Well, one of them is, at least, that's for sure. I'm not fully lying.

"Well, you aint quittin' it! It's the only reason you're useful to me, the only reason you're not finding your new home in the bottom of a well."

He tosses the shard to the ground and lets go of me, surprisingly. "When I get paid, I'll give you—" He slaps me hard before I can finish.

"You'll give me the money. That was never a question."

He walks off and out of the house, slamming the door behind him. I stand there in wide-eyed shock, shaking with hate, anger, and fear. I hear his truck start up and leave. I take a deep breath after I know he's gone and run to a mirror, Prim crying as she follows me.

She hugs me tightly around the waist as I look at my reflection. He drew blood alright, but luckily it looks to be only a surface wound. It should quit bleeding soon.

It could have been a lot worse.

"Prim, you know better than to set him off like that!" I reprimand her in a consoling voice, rubbing her back as she clings to me.

"I know, I know. I'm so stupid!" she sobs into my shirt. "I got you hurt."

"No you didn't," I reassure her, although it's not entirely true. "I would have gotten hurt anyways. Are you okay?"

She looks up at me and nods, shrugging her shoulders, but she doesn't say anything. I know neither of us is okay right now.

"I hate him so much," Prim says, trying to calm her breathing down. "I wish we could just leave."

"We can't. Not yet," I tell her sadly. "I'll think of a way though."

"Why not? Peeta will let us stay in the bakery."

"He will not, Prim, and don't you dare ask!" I snap.

Besides, we're both under 18 years old. Snow will call his police friends and get Mr. Mellark and Peeta arrested for kidnapping. This is his sole threat anytime I've ever told him someone will help me.
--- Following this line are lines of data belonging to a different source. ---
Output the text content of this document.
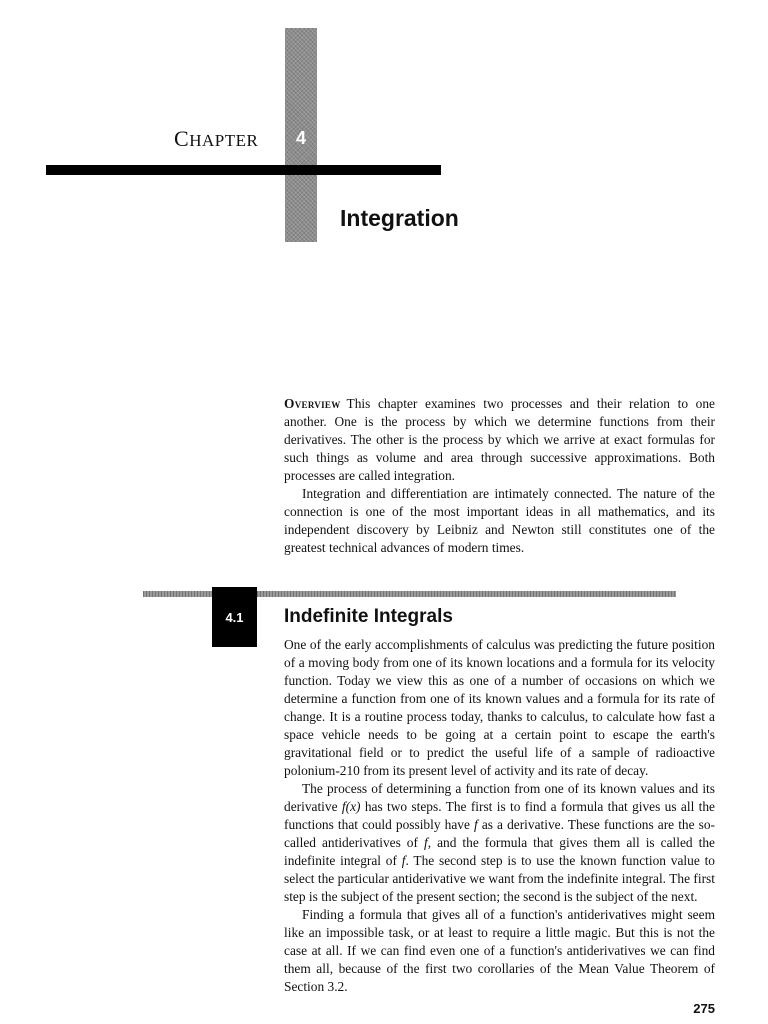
CHAPTER	4
Integration

Overview This chapter examines two processes and their relation to one another. One is the process by which we determine functions from their derivatives. The other is the process by which we arrive at exact formulas for such things as volume and area through successive approximations. Both processes are called integration.

Integration and differentiation are intimately connected. The nature of the connection is one of the most important ideas in all mathematics, and its independent discovery by Leibniz and Newton still constitutes one of the greatest technical advances of modern times.

4.1	Indefinite Integrals

One of the early accomplishments of calculus was predicting the future position of a moving body from one of its known locations and a formula for its velocity function. Today we view this as one of a number of occasions on which we determine a function from one of its known values and a formula for its rate of change. It is a routine process today, thanks to calculus, to calculate how fast a space vehicle needs to be going at a certain point to escape the earth's gravitational field or to predict the useful life of a sample of radioactive polonium-210 from its present level of activity and its rate of decay.

The process of determining a function from one of its known values and its derivative f(x) has two steps. The first is to find a formula that gives us all the functions that could possibly have f as a derivative. These functions are the so-called antiderivatives of f, and the formula that gives them all is called the indefinite integral of f. The second step is to use the known function value to select the particular antiderivative we want from the indefinite integral. The first step is the subject of the present section; the second is the subject of the next.

Finding a formula that gives all of a function's antiderivatives might seem like an impossible task, or at least to require a little magic. But this is not the case at all. If we can find even one of a function's antiderivatives we can find them all, because of the first two corollaries of the Mean Value Theorem of Section 3.2.

275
I will not get them involved in this.

I slide down the wall and sit on the floor, and Prim does the same. I wrap my arms around her tightly, and she sighs heavily as she glances up at me.

"Katniss?"

"Yeah?"

"You should just marry Peeta," she states, as if it's the most obvious thing in the world.
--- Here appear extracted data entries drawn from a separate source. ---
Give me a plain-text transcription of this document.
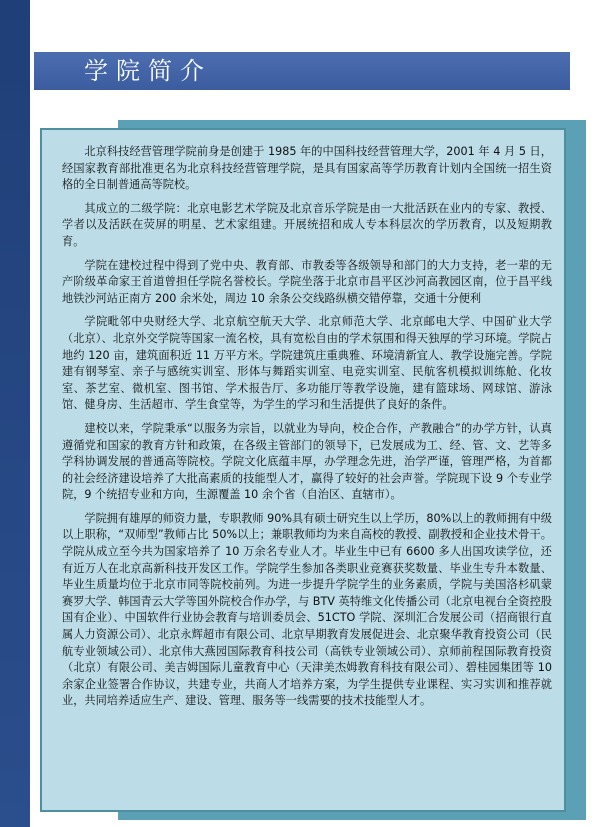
学院简介

北京科技经营管理学院前身是创建于 1985 年的中国科技经营管理大学，2001 年 4 月 5 日，经国家教育部批准更名为北京科技经营管理学院，是具有国家高等学历教育计划内全国统一招生资格的全日制普通高等院校。

其成立的二级学院：北京电影艺术学院及北京音乐学院是由一大批活跃在业内的专家、教授、学者以及活跃在荧屏的明星、艺术家组建。开展统招和成人专本科层次的学历教育，以及短期教育。

学院在建校过程中得到了党中央、教育部、市教委等各级领导和部门的大力支持，老一辈的无产阶级革命家王首道曾担任学院名誉校长。学院坐落于北京市昌平区沙河高教园区南，位于昌平线地铁沙河站正南方 200 余米处，周边 10 余条公交线路纵横交错停靠，交通十分便利

学院毗邻中央财经大学、北京航空航天大学、北京师范大学、北京邮电大学、中国矿业大学（北京）、北京外交学院等国家一流名校，具有宽松自由的学术氛围和得天独厚的学习环境。学院占地约 120 亩，建筑面积近 11 万平方米。学院建筑庄重典雅、环境清新宜人、教学设施完善。学院建有钢琴室、亲子与感统实训室、形体与舞蹈实训室、电竞实训室、民航客机模拟训练舱、化妆室、茶艺室、微机室、图书馆、学术报告厅、多功能厅等教学设施，建有篮球场、网球馆、游泳馆、健身房、生活超市、学生食堂等，为学生的学习和生活提供了良好的条件。

建校以来，学院秉承“以服务为宗旨，以就业为导向，校企合作，产教融合”的办学方针，认真遵循党和国家的教育方针和政策，在各级主管部门的领导下，已发展成为工、经、管、文、艺等多学科协调发展的普通高等院校。学院文化底蕴丰厚，办学理念先进，治学严谨，管理严格，为首都的社会经济建设培养了大批高素质的技能型人才，赢得了较好的社会声誉。学院现下设 9 个专业学院，9 个统招专业和方向，生源覆盖 10 余个省（自治区、直辖市）。

学院拥有雄厚的师资力量，专职教师 90%具有硕士研究生以上学历，80%以上的教师拥有中级以上职称，“双师型”教师占比 50%以上；兼职教师均为来自高校的教授、副教授和企业技术骨干。学院从成立至今共为国家培养了 10 万余名专业人才。毕业生中已有 6600 多人出国攻读学位，还有近万人在北京高新科技开发区工作。学院学生参加各类职业竞赛获奖数量、毕业生专升本数量、毕业生质量均位于北京市同等院校前列。为进一步提升学院学生的业务素质，学院与美国洛杉矶蒙赛罗大学、韩国青云大学等国外院校合作办学，与 BTV 英特维文化传播公司（北京电视台全资控股国有企业）、中国软件行业协会教育与培训委员会、51CTO 学院、深圳汇合发展公司（招商银行直属人力资源公司）、北京永辉超市有限公司、北京早期教育发展促进会、北京聚华教育投资公司（民航专业领域公司）、北京伟大燕园国际教育科技公司（高铁专业领域公司）、京师前程国际教育投资（北京）有限公司、美吉姆国际儿童教育中心（天津美杰姆教育科技有限公司）、碧桂园集团等 10 余家企业签署合作协议，共建专业，共商人才培养方案，为学生提供专业课程、实习实训和推荐就业，共同培养适应生产、建设、管理、服务等一线需要的技术技能型人才。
With a bitter laugh, I answer, "Never going to happen, Prim."

"No, really. He's nice and handsome and he'd never hurt you, and he'd always bake you yummy things—"

She continues telling me all of the reasons why I should take her advice. I don't say anything. I simply allow her to continue deluding herself in her fantasies of a happily ever after. I know things are much more complicated than that, however.

I won't let myself dream or hope.

I know better than to let myself feel happy.

Because, like some cruel twist of fate, I always wind up paying for it.